Larssen looked down at them and said quietly: ‘Don’t do anything I wouldn’t do, boys. Remember, work
before women, work before women.’
They both gave him the thumbs up.
‘Right. Let’s go,’ said Barnesworth in Tiller’s ear and they pushed the cockle away from the ML.
At sea level there was more of a sea running than had been noticeable on the ML and the extra limpets made the cockle ride lower in the water. To add to their problems the wind began to rise beyond what Denvers had predicted, and occasionally it whipped the top off a wave and drifted it into their faces. But the extra-high v-shaped wooden breakwater they had fitted to the craft’s bow prevented most of the water from running across its plywood deck.
They used double paddles and soon got a rhythm going which kept them warm. Sometimes they had to turn into a wave to prevent it from swamping them. Neither spoke but each could feel the tension in the other.
After half an hour the land began to take shape ahead of them and after another twenty minutes, when they started to come under its lee, the sea was smoother and the cockle rode more easily. Soon afterwards Tiller was relieved to see the north headland of the entrance to the bay gradually beginning to emerge from the dark.
They rested and Tiller quickly checked the chart to make sure the features he could see dimly ahead were the correct ones. The exertion and tension of keeping the heavily loaded cockle going had made them sweat profusely, and both took greedy swigs of water from the can. They’d have to go easy on that, Tiller reminded himself. There was a long way to go yet and dehydration was debilitating.

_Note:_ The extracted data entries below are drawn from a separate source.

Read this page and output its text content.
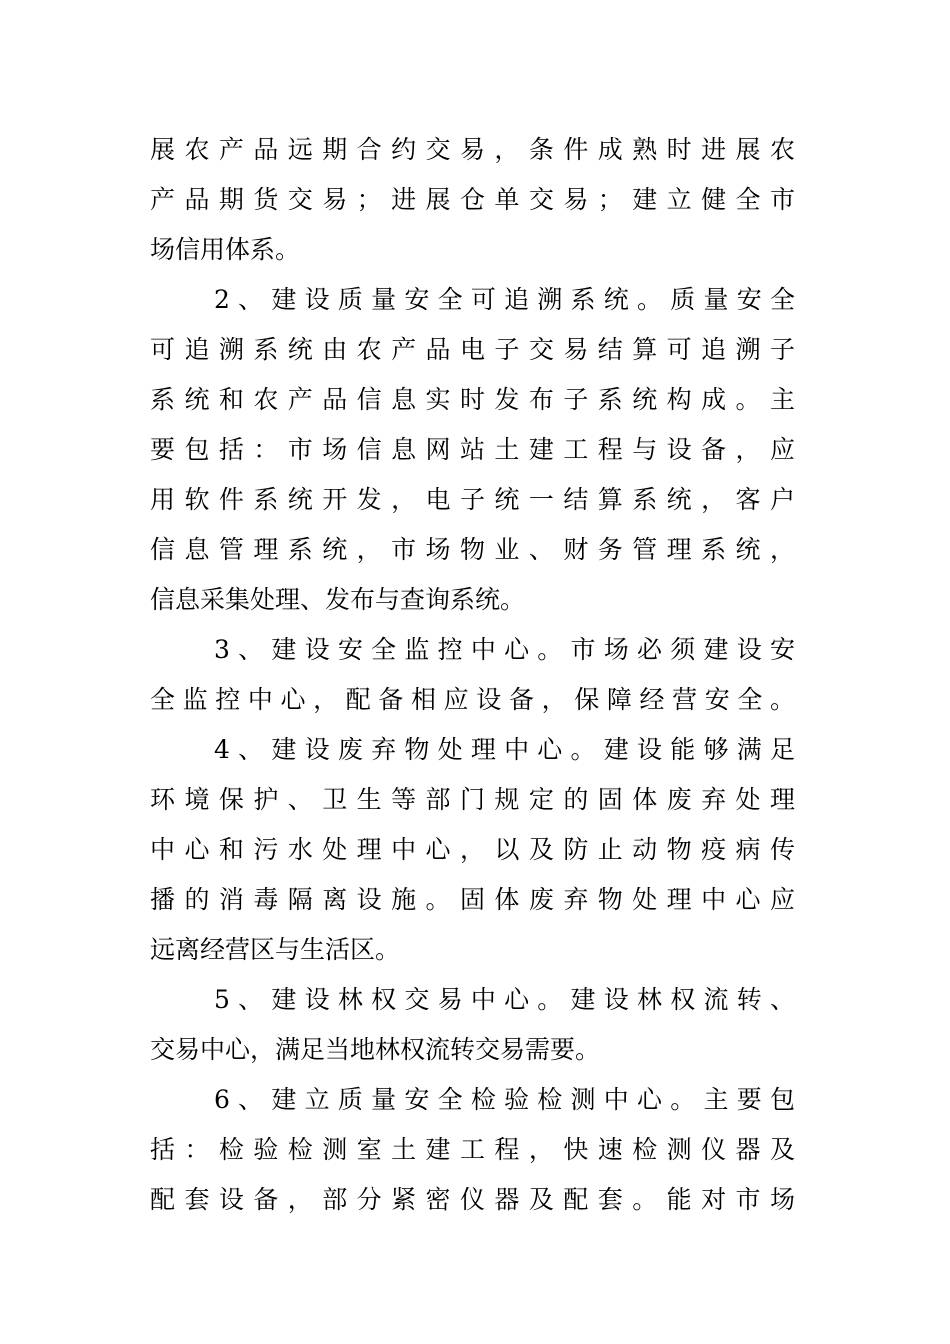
展农产品远期合约交易，条件成熟时进展农
产品期货交易；进展仓单交易；建立健全市
场信用体系。
2、建设质量安全可追溯系统。质量安全
可追溯系统由农产品电子交易结算可追溯子
系统和农产品信息实时发布子系统构成。主
要包括：市场信息网站土建工程与设备，应
用软件系统开发，电子统一结算系统，客户
信息管理系统，市场物业、财务管理系统，
信息采集处理、发布与查询系统。
3、建设安全监控中心。市场必须建设安
全监控中心，配备相应设备，保障经营安全。
4、建设废弃物处理中心。建设能够满足
环境保护、卫生等部门规定的固体废弃处理
中心和污水处理中心，以及防止动物疫病传
播的消毒隔离设施。固体废弃物处理中心应
远离经营区与生活区。
5、建设林权交易中心。建设林权流转、
交易中心，满足当地林权流转交易需要。
6、建立质量安全检验检测中心。主要包
括：检验检测室土建工程，快速检测仪器及
配套设备，部分紧密仪器及配套。能对市场
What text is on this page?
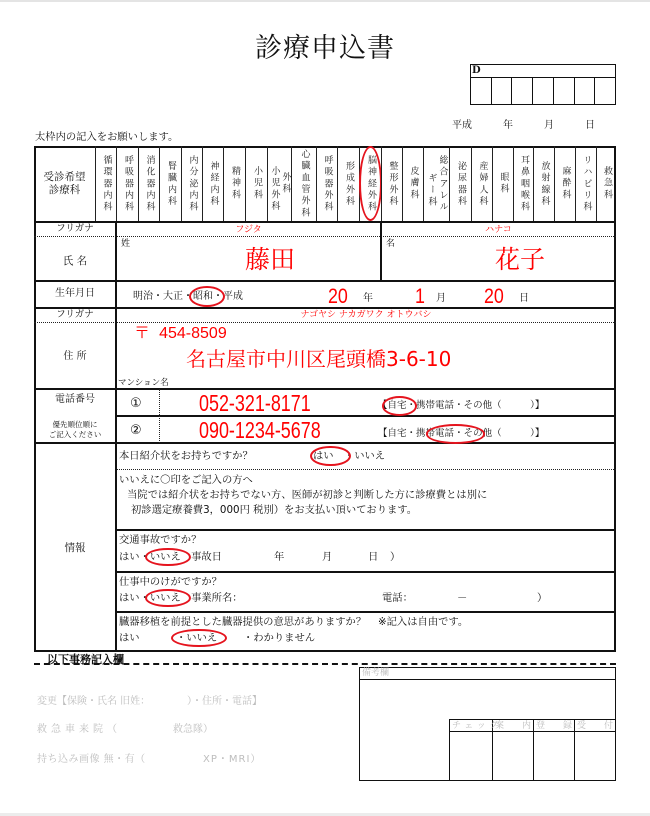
診療申込書
D
平成	年	月	日
太枠内の記入をお願いします。
受診希望
診療科 循環器内科 呼吸器内科 消化器内科 腎臓内科 内分泌内科 神経内科 精神科 小児科 小児外科 外科 心臓血管外科 呼吸器外科 形成外科 脳神経外科 整形外科 皮膚科 ギー科 総合アレル 泌尿器科 産婦人科 眼科 耳鼻咽喉科 放射線科 麻酔科 リハビリ科 救急科
フリガナ	フジタ	ハナコ
氏 名
姓	名
藤田	花子
生年月日	明治・大正・昭和・平成	20	年 1 月 20	日
フリガナ	ナゴヤシ ナカガワク オトウバシ
住 所
〒 454-8509
名古屋市中川区尾頭橋3-6-10
マンション名
電話番号
優先順位順に
ご記入ください
① 052-321-8171	【自宅・携帯電話・その他（　　　）】
② 090-1234-5678	【自宅・携帯電話・その他（　　　）】
情報
本日紹介状をお持ちですか？	はい　・いいえ
いいえに〇印をご記入の方へ
当院では紹介状をお持ちでない方、医師が初診と判断した方に診療費とは別に
初診選定療養費3，000円 税別）をお支払い頂いております。
交通事故ですか？
はい・いいえ　事故日	年	月	日 ）
仕事中のけがですか？
はい・いいえ　事業所名：	電話：	－	）
臓器移植を前提とした臓器提供の意思がありますか？ ※記入は自由です。
はい	・いいえ	・わかりません
以下事務記入欄
変更【保険・氏名 旧姓：	）・住所・電話】
救急車来院（	救急隊）
持ち込み画像 無・有（	XP・MRI）
備考欄
チェック
案　内 登　録 受　付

He began paddling again and could hear Barnesworth’s grunt of disgust behind him for not resting longer. But he wanted to get on with it. He headed directly for the northern headland which guarded the entrance to the harbour. The headland’s cliffs were steep and high and in the extra darkness that they provided the two men stopped paddling and turned their double paddles into single ones.
They kept close to the land, which now sloped down to the bay, but not too close in case there were shore patrols. Once they thought they heard boots crunching on gravel and they brought the cockle to a halt and kept their profiles low. When they did not hear the sound again they moved forward, but very slowly.